Patents: US Patent 8,673,882 (granted) and PCT/US2012/021818 (applied)

Publications: Benzyl and Naphthalene Methylphosphonic Acid Inhibitors of Autotaxin with Anti-invasive and Anti-metastatic Activity; ChemMedChem 2011,6,922.

The Inventors

Dr. Duane Miller is the Harriett S. Van Vleet Professor, the Associate Dean for Research and Graduate Programs, and the Chair of the Department of Pharmaceutical Sciences in the College of Pharmacy at the University of Tennessee Health Sciences Center. In addition to his extensive record of academic research, his work has also been used as the foundation for two startup companies, and is a fundamental platform technology for a third.

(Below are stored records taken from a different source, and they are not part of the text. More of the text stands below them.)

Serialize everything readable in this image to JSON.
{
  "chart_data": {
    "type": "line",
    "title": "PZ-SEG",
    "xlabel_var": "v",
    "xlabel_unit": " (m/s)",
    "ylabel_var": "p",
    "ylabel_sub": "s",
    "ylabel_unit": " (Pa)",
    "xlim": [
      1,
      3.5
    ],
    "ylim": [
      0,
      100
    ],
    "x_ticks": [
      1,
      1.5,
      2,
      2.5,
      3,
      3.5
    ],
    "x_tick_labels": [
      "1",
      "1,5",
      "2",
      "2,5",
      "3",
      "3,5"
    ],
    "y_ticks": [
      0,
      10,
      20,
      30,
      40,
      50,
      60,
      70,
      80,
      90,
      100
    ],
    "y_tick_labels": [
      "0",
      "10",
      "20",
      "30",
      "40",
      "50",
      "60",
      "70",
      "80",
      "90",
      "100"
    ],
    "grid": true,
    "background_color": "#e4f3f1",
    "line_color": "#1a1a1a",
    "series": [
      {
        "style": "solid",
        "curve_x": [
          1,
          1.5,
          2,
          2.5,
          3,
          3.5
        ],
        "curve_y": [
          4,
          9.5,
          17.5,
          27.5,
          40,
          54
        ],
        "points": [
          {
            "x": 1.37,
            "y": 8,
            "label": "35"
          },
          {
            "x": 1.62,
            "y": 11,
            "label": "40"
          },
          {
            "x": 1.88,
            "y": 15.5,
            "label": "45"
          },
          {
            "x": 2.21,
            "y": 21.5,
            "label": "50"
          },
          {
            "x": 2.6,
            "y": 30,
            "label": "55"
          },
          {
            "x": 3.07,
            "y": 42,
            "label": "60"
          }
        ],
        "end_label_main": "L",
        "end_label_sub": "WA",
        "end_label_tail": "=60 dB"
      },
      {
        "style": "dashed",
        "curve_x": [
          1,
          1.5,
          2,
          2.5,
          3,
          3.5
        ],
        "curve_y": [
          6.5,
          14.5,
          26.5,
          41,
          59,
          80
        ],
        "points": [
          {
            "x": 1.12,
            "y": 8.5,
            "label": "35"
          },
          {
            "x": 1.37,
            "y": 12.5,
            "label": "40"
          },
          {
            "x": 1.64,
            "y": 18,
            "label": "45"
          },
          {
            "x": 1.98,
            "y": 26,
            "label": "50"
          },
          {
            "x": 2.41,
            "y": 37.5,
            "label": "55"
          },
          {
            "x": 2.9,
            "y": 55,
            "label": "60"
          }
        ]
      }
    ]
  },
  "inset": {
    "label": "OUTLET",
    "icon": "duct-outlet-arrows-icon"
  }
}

Dr. Gabor Tigyi is the Chairman and Professor of Physiology, Harriet S. Van Vleet Chair in Oncology Research. Dr. Tigyi's group has made pioneering contributions to the current understanding of the pharmacology of phospholipid growth factors.  In collaboration with Dr. Miller they have developed several drug candidates targeting lysophospholipid signaling system.